Note

Go to the end to download the full example code.

From raw model outputs to forecast tables with `format_and_forecast`#

This lesson teaches one of the most important utilities in the forecasting workflow: geoprior.utils.forecast_utils.format_and_forecast().

Why this page matters#

Most plotting pages in the forecasting gallery start from already formatted forecast tables such as:

df_eval: evaluation rows with predictions and actuals,
df_future: future rows with predictions only.

But a real model does not produce those tables directly.

Instead, the model produces raw arrays such as:

y_pred["subs_pred"] with shape (B, H, Q, O) in quantile mode,
y_true[...] with shape (B, H, O),
optional coords with shape (B, H, 3).

The job of format_and_forecast is to convert those raw outputs into clean, long-format DataFrames that downstream tools can inspect, plot, and evaluate.

What the real function does#

The utility takes raw prediction dictionaries, optional truth arrays, optional coordinates, and temporal configuration, then returns:

df_eval: predictions + actuals for the evaluation side,
df_future: predictions for the future horizon.

It supports quantile mode, point mode, optional spatial coordinates, evaluation export control, cumulative or absolute-cumulative transformations, optional calibration, and optional calls to evaluate_forecast.

The resulting DataFrames carry a standard structure centered on sample_idx, forecast_step, coord_t, optional coord_x/coord_y, prediction columns such as subsidence_q10 / subsidence_q50 / subsidence_q90 or subsidence_pred, and an actual column for the evaluation side.
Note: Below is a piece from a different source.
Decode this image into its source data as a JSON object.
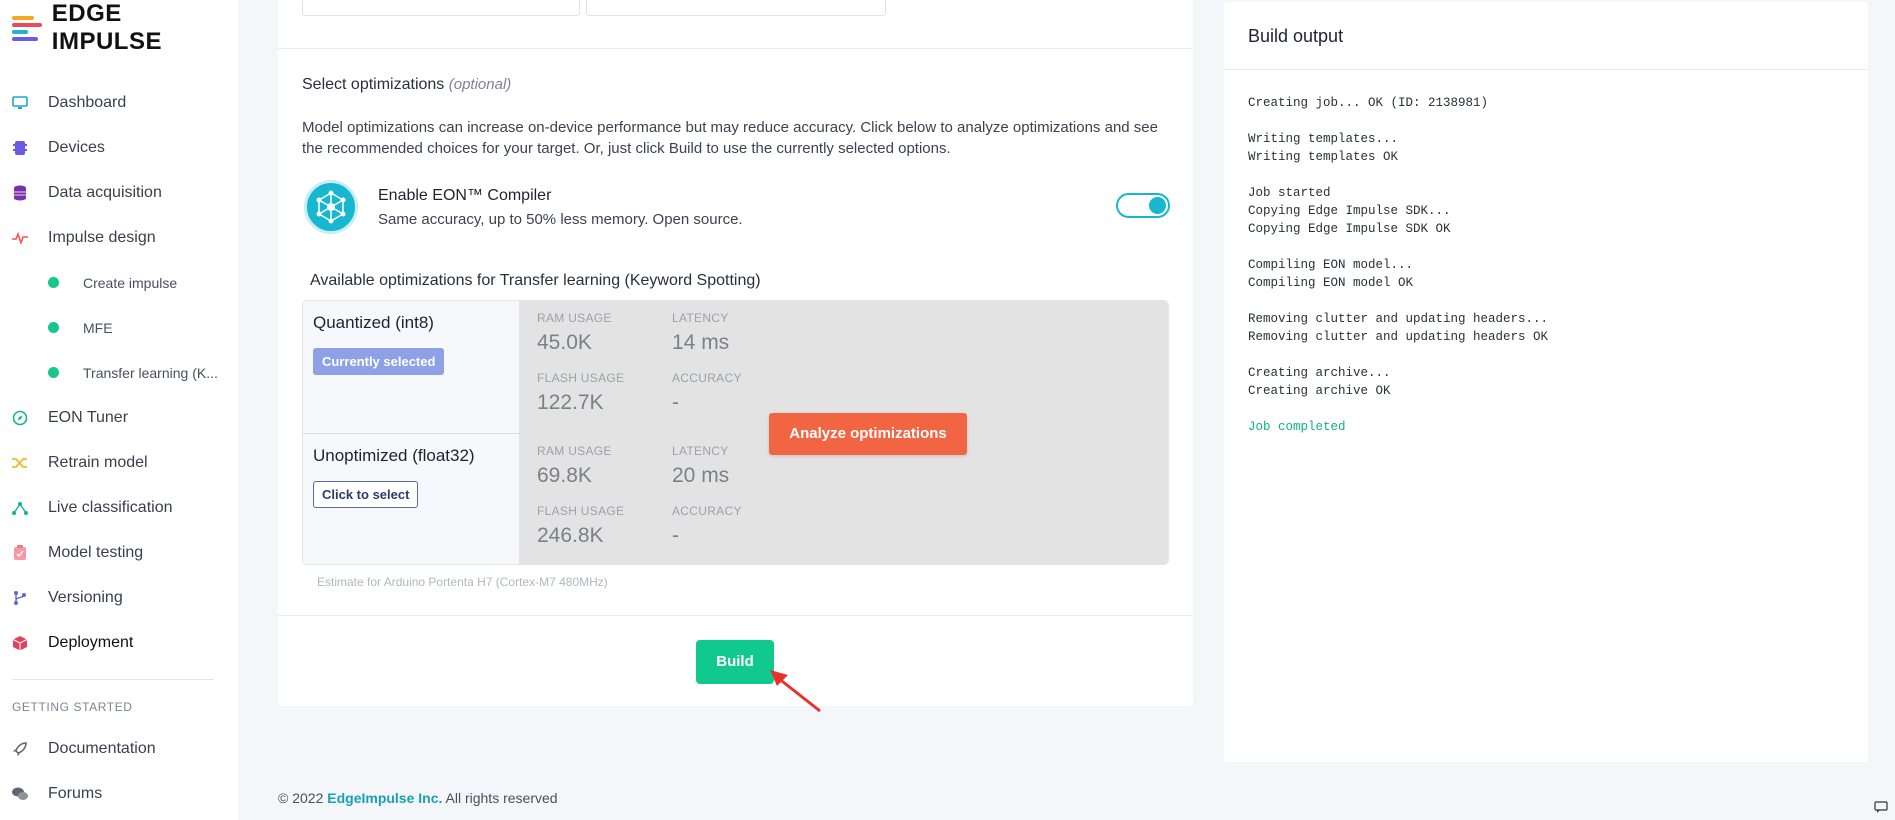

That is exactly why the later forecasting pages can read these outputs directly.

What this lesson teaches#

We will:

build synthetic spatial forecast data that mimics a real city grid,
create raw y_pred and y_true arrays in the same shape a probabilistic model would return,
call the real format_and_forecast utility,
inspect the resulting evaluation and future forecast tables,
show how eval_export changes what is written on the evaluation side,
show how value_mode changes rate forecasts into cumulative and absolute cumulative forecasts,
finish by sending the resulting tables into a real plotting helper.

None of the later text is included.